飛距離が伸びるスピン量は2000〜2500回転に理想値がある。ブリヂストンがスタッフプレーヤーで測定したスピン量は、平均2500回転以下と見事にその理想値で飛ばしているという。
ちなみにタイガー・ウッズのスピン量は2200回転前後と超理想的低スピンで打っている。
「ブリヂストンで測定した一般アマチュアゴルファーのスピン量の平均値は3000回転超と、明らかにその数値が多いことが飛距離ロスの原因となっていました。低スピンにするためにはスイング改造する、低スピンになりやすいドライバーを使う、と方法はありますが、それよりも低価格で手軽にチェンジできる低スピンになりやすいゴルフボールを試してみませんか」。
例えばヘッドスピード43m/sで振れているなら、女子ツアー選手同等の約250ヤードという飛距離を実現させたいものだ。しかし、それが至難であることはこの特集をお読みいただいている皆さんならご承知だろう。
飛距離アップを実現するなら、余計なスピンを抑制できるゴルフボールを賢く選ばなければいけないことは間違いない。
シーソーでは回転の支点に近い場所に座ると、負荷がかかりにくく逆側の荷重を持ち上げにくい(回転しにくい)ことと同じ原理だ。
シーソーで考えるとわかりやすいが、端に座ることで負荷がかかりやすく逆側の荷重を持ち上げやすい(回転を促進させる)ことと同じ原理だ。
平均3000回転超という私たちアマチュアゴルファーのスピン量を改善するために、まず取り組みたいのはゴルフボールを試してみることだとプリヂストンの佐藤さんはいう。誰もが明日のゴルフよりトライできるわけだが、どんなタイプのボールを選べばいいのだろうか。
「インパクトでボール全体が潰れるドライバーショットの場合は、軟らかく大きく潰れるボールを使用されることを推奨します。現象として硬いボールはスピン量が多くなりやすく、軟らかいボールはスピン量が少なくなりやすい特性があるからです」。
ボールの硬さの基準は“コンプレッション”(ボールが1インチ変形する荷重の力)で表記されている。

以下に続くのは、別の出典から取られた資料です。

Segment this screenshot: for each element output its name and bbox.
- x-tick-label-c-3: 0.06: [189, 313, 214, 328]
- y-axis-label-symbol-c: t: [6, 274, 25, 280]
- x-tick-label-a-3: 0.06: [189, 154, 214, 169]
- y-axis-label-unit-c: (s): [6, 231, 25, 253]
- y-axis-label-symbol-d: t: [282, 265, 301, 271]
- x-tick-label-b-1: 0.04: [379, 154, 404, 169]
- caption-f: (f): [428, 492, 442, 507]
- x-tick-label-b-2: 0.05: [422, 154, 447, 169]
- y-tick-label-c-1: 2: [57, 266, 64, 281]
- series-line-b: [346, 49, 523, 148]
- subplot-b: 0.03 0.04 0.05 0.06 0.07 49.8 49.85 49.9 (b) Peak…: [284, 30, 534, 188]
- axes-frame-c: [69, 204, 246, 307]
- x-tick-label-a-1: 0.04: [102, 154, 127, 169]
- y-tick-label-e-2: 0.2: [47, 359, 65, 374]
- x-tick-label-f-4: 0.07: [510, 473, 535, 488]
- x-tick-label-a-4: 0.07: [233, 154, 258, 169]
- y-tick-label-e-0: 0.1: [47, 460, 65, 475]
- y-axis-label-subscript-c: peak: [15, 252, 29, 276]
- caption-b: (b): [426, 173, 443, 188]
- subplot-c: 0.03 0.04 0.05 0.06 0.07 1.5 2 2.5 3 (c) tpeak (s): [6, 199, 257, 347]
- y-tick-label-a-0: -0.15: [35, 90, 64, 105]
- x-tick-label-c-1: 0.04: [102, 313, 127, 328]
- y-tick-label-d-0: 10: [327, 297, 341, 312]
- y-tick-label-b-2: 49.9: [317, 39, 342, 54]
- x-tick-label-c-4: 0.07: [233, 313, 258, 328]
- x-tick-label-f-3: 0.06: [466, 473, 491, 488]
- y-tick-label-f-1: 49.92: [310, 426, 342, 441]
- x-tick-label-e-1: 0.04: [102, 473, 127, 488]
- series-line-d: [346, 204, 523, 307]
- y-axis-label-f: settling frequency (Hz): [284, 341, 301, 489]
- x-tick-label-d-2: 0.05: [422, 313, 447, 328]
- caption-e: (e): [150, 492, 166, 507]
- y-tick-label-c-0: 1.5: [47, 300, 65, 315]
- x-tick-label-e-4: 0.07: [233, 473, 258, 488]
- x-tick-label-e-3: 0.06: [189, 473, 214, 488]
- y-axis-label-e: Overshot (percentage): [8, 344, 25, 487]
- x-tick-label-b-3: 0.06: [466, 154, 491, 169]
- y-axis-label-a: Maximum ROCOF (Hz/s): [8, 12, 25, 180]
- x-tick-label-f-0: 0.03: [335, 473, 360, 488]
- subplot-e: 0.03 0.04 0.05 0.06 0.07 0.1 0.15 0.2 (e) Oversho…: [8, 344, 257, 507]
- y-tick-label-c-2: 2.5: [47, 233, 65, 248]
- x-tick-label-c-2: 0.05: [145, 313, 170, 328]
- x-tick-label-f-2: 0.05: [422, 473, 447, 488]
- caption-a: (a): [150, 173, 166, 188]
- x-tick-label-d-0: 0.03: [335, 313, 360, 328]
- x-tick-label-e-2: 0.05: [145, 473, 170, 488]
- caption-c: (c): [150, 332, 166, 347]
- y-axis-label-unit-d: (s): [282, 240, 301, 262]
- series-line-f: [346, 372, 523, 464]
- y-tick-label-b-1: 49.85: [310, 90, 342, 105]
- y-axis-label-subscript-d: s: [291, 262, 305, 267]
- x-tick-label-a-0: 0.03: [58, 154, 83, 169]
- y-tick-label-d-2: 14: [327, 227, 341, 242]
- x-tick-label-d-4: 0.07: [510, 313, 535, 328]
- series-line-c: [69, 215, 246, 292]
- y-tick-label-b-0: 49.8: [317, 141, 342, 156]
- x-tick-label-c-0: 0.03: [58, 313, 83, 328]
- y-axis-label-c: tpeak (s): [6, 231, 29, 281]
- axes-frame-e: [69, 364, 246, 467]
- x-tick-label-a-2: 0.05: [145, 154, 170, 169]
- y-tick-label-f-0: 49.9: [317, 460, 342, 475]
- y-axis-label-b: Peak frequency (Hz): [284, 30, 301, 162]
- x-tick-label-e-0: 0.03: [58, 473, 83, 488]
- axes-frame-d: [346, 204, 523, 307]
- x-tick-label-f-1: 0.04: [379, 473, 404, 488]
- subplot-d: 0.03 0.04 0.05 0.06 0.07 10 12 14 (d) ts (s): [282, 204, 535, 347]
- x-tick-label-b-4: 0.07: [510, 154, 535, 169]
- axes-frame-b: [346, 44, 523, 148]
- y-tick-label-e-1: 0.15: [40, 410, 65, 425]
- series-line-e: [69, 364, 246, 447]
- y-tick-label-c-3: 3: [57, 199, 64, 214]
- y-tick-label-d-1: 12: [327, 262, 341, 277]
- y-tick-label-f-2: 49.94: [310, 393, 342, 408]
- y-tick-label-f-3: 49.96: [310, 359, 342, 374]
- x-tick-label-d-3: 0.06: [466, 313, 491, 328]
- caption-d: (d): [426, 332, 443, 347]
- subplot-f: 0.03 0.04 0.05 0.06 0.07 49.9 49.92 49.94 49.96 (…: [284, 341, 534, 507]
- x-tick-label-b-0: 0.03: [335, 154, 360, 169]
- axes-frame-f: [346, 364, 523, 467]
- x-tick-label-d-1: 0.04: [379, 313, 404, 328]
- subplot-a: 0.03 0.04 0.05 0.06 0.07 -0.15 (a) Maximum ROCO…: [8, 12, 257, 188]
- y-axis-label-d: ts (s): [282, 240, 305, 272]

つまりコンプレッションの値が低いものが、やわらかいものであり、低スピンに寄与するのである。
「ディスタンス系ボールが飛距離に有利とされているのは、スピン系ボールに比べて最内層のコアがやわらかくドライバーショットでボールが潰れやすいという、スピンを抑制する機能に優れているからなのです」。
多くのアマチュアゴルファーにとっての飛距離不足における諸悪の根源となっているスピン量の過多は、ディスタンス系ボールに変更することで、解決できる期待値は大だ。
スピン量の抑制はバックスピンだけでなくサイドスピンとも連結しているため、曲がりも抑えられて、ショット全体のクオリティアップにも貢献するのである。
小さなストロークでショットコントロールするアプローチでは、コアよりカバーの変形が大きくなるため、カバーの軟らかさがスピン性能を左右する。
ディスタンス系ボールは主に反発性の高いアイオノマー素材を、スピン系ボールは主に軟らかいウレタン素材が採用されているため、ショートゲームのスピン性能ではスピン系ボールが有利である。